If you do not want to sell a portfolio, but feel that stock prices will be declining over the near future, a trader can sell a futures contract, buy a short mutual fund, or utilize a ETF (exchange traded fund) in the amount of his portfolio. A hedge can be total, meaning equal the amount of the portfolio, or for a portion of the portfolio.
This past week (8/22/05 to 8/26/05), many stock indexes closed below their 50 day moving average. There will be traders shorting the indexes for profit and for hedging of their portfolios. If stock indexes continue to decline and drop below their 200 day moving average which is below the 50 day moving average for most indexes, I believe you will see additional short selling for both positions and hedging of portfolios.

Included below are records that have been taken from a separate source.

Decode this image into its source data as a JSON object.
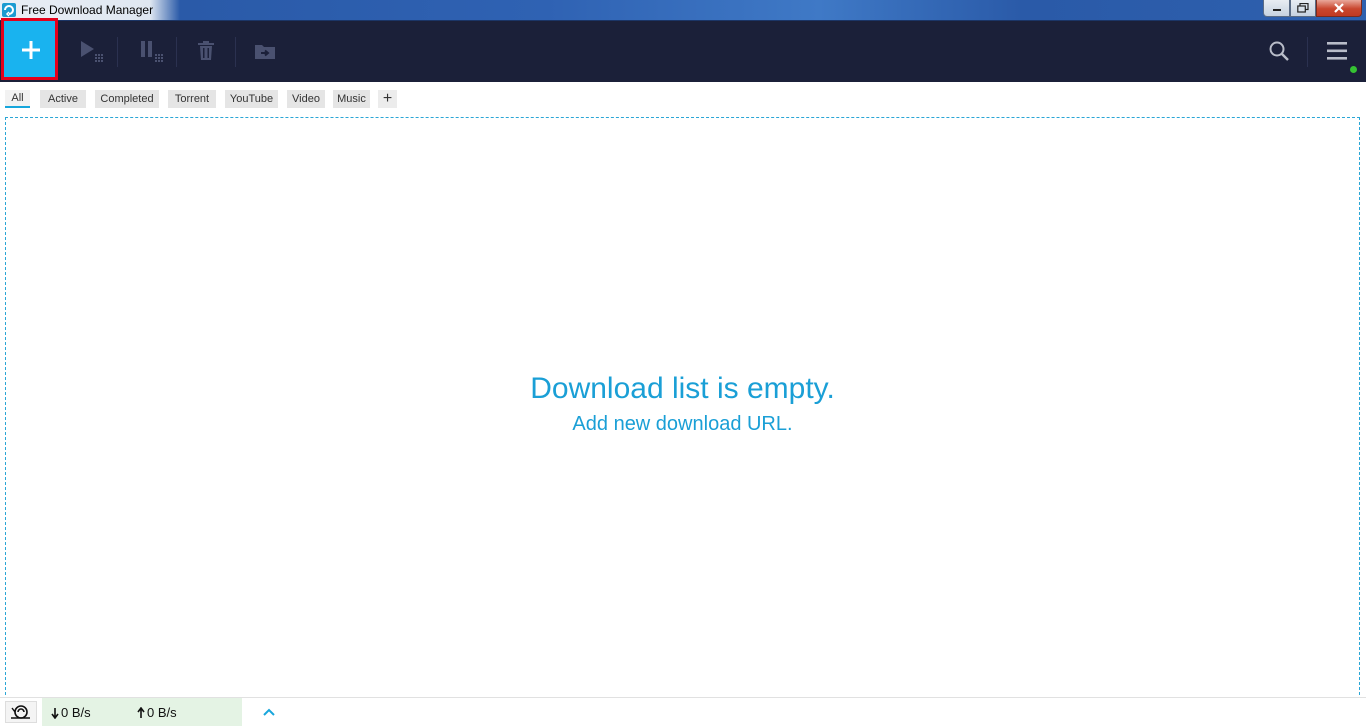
{
  "window": {
    "title": "Free Download Manager"
  },
  "toolbar": {
    "add_icon": "plus-icon",
    "start_icon": "play-icon",
    "pause_icon": "pause-icon",
    "delete_icon": "trash-icon",
    "move_icon": "folder-move-icon",
    "search_icon": "search-icon",
    "menu_icon": "hamburger-menu-icon",
    "accent": "#19b3ef",
    "background": "#1b2039",
    "highlight_color": "#e3001b",
    "status_dot_color": "#35c233"
  },
  "tabs": [
    {
      "label": "All",
      "active": true
    },
    {
      "label": "Active"
    },
    {
      "label": "Completed"
    },
    {
      "label": "Torrent"
    },
    {
      "label": "YouTube"
    },
    {
      "label": "Video"
    },
    {
      "label": "Music"
    },
    {
      "label": "+"
    }
  ],
  "main": {
    "empty_title": "Download list is empty.",
    "empty_subtitle": "Add new download URL.",
    "text_color": "#1a9fd6"
  },
  "statusbar": {
    "snail_icon": "snail-mode-icon",
    "download_speed": "0 B/s",
    "upload_speed": "0 B/s",
    "expand_icon": "chevron-up-icon"
  }
}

There is no guarantee that short positions will be profitable. There have been people shorting home building stocks for years as they have gone higher. Remember, that if a short sale starts losing money, the short seller will be asked to come up with more money to hold positions. Many times these short sellers have to buy back before they would like to do so, causing the stock or index to just keep moving higher and against the group of short sellers. Eventually, short sales must be closed and that sometimes lends support for the stock. When short selling combines with long liquidations, a stock or index can decline quickly.

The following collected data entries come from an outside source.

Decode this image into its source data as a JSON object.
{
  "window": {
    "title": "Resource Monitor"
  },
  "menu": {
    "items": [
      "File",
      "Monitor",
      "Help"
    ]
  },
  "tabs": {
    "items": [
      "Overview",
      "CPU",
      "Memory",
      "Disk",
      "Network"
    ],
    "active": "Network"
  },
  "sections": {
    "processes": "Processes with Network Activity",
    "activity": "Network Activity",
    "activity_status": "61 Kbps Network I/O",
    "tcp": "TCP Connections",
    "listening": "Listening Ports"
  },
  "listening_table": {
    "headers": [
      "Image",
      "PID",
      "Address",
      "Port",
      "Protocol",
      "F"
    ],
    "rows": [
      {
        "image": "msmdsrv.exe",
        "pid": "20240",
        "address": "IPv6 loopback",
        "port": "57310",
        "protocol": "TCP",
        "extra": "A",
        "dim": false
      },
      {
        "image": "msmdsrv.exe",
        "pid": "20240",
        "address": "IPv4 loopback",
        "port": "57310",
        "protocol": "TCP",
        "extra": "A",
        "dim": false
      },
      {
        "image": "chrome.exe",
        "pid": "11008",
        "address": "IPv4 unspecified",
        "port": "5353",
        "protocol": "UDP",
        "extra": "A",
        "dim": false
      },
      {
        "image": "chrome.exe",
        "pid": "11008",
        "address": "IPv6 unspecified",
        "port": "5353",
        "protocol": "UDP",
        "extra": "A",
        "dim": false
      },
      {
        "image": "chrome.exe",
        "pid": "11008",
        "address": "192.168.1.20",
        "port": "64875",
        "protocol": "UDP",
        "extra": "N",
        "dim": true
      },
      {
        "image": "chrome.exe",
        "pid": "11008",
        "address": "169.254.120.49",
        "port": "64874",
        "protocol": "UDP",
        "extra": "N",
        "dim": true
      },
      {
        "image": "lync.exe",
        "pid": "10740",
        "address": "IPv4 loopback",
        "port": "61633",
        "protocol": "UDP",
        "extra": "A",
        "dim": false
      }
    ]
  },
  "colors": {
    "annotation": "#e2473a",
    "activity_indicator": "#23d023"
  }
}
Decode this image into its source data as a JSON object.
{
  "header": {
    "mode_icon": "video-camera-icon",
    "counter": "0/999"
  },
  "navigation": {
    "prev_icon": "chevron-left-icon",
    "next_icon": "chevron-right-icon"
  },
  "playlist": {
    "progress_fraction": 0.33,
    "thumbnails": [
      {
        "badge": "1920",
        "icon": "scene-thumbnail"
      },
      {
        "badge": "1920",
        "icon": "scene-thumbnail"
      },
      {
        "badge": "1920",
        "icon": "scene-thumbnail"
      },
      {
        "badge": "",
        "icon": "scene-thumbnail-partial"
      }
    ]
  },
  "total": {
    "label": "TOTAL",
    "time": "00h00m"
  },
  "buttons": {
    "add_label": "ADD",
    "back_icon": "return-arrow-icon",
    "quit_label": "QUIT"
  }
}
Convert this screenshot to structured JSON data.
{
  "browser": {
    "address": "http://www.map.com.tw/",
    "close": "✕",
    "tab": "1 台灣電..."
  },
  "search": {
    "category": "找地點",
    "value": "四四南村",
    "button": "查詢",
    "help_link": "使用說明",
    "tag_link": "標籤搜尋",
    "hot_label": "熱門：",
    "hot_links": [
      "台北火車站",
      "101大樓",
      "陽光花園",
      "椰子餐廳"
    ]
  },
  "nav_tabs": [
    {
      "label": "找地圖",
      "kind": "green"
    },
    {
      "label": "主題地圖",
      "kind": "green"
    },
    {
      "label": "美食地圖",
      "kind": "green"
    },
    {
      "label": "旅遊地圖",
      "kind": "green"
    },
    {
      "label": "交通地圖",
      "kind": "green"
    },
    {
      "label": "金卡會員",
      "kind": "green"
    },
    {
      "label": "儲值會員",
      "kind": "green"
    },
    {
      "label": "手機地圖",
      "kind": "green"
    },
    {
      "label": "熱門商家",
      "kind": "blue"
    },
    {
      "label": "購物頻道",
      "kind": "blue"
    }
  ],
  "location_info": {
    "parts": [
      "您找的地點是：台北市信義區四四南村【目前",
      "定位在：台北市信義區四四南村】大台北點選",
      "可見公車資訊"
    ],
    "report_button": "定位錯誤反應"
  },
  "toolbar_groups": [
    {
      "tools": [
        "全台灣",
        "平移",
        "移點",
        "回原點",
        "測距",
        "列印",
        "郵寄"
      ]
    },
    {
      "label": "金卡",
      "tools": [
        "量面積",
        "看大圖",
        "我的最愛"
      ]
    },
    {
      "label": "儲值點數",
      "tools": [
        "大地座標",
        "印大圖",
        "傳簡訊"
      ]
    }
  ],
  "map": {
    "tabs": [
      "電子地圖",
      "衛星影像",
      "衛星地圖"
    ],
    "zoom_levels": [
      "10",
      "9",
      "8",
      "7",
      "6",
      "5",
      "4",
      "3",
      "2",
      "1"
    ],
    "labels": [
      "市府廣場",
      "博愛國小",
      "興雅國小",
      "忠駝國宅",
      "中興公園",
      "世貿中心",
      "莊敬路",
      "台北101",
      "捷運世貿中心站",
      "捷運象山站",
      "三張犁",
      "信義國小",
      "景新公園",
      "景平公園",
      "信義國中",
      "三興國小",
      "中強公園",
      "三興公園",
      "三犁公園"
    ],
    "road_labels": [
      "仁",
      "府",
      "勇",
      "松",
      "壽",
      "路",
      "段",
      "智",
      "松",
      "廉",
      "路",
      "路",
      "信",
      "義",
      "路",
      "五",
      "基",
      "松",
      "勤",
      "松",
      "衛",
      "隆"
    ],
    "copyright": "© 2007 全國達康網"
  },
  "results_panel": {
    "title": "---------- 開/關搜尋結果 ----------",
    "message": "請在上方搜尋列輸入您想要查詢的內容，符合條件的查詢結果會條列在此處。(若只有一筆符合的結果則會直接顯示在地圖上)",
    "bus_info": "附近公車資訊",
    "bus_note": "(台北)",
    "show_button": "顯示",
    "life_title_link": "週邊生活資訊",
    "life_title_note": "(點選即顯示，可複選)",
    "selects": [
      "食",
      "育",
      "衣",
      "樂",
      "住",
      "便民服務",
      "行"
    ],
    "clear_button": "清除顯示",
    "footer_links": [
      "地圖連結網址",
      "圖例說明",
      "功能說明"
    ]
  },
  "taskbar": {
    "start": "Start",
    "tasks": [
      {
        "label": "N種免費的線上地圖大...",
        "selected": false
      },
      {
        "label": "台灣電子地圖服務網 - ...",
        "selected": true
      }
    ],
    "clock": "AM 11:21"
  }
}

Short interest in home builder Toll Brothers, TOL is at high levels. Many other home builders are also at high short sale levels. Google, GOOG has been a favorite of short sellers. Both GOOG and TOL recently moved below technical areas that may bring on both new short selling and long liquidations.

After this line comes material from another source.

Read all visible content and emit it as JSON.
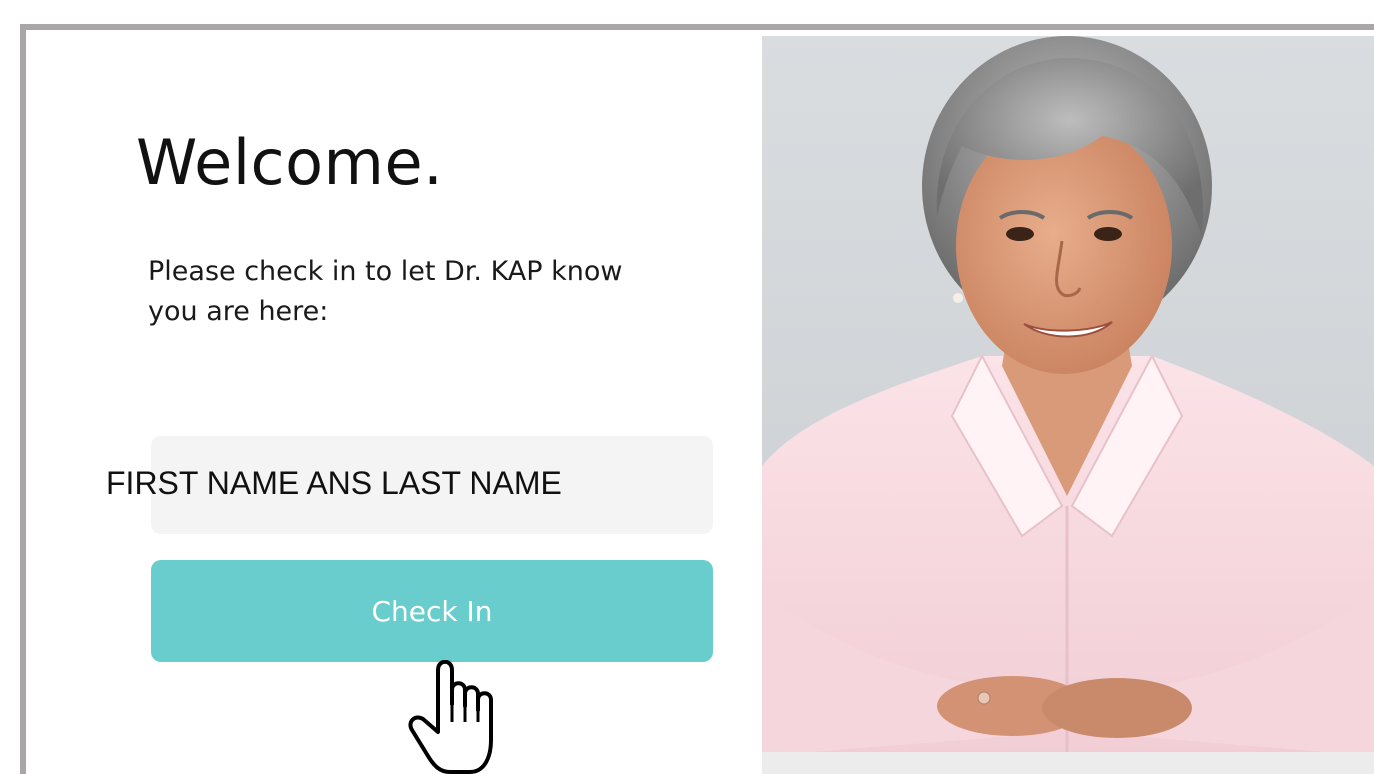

If you are using short selling of an index as a hedge and the index rises, your loss in the short sale is made up by the gain in the index. You just will not have the gains in the portfolio that you would have had if you were not hedged.
If you use the short sale as the entire position, you need the stock or index to decline to make a profit. If it goes up, a loss will be incurred.
A good example of using a short sale as a position in a spread that is out of line would be in the current interest rate environment (in the year 2005). The yield curve is getting flat and may even invert. A trader may sell short longer maturities and buy short maturities. The current 10 year rate is about 4.17, while the 30 year is about 4.37. Buy selling short the 30 year and buying the 10 year, a trader would be looking for the yield spread to go back to a normal range from this very small 20 basis point range for 20 years more risk in lending money.
Regardless of the reason you may want to use short selling, a stop loss should be used. Spreads get more out of line and home builders stock prices can continue to rise.
If the major indexes continue to decline, you will need to decide whether to exit positions, hedge all or a portion of your portfolio, or just sit and take it.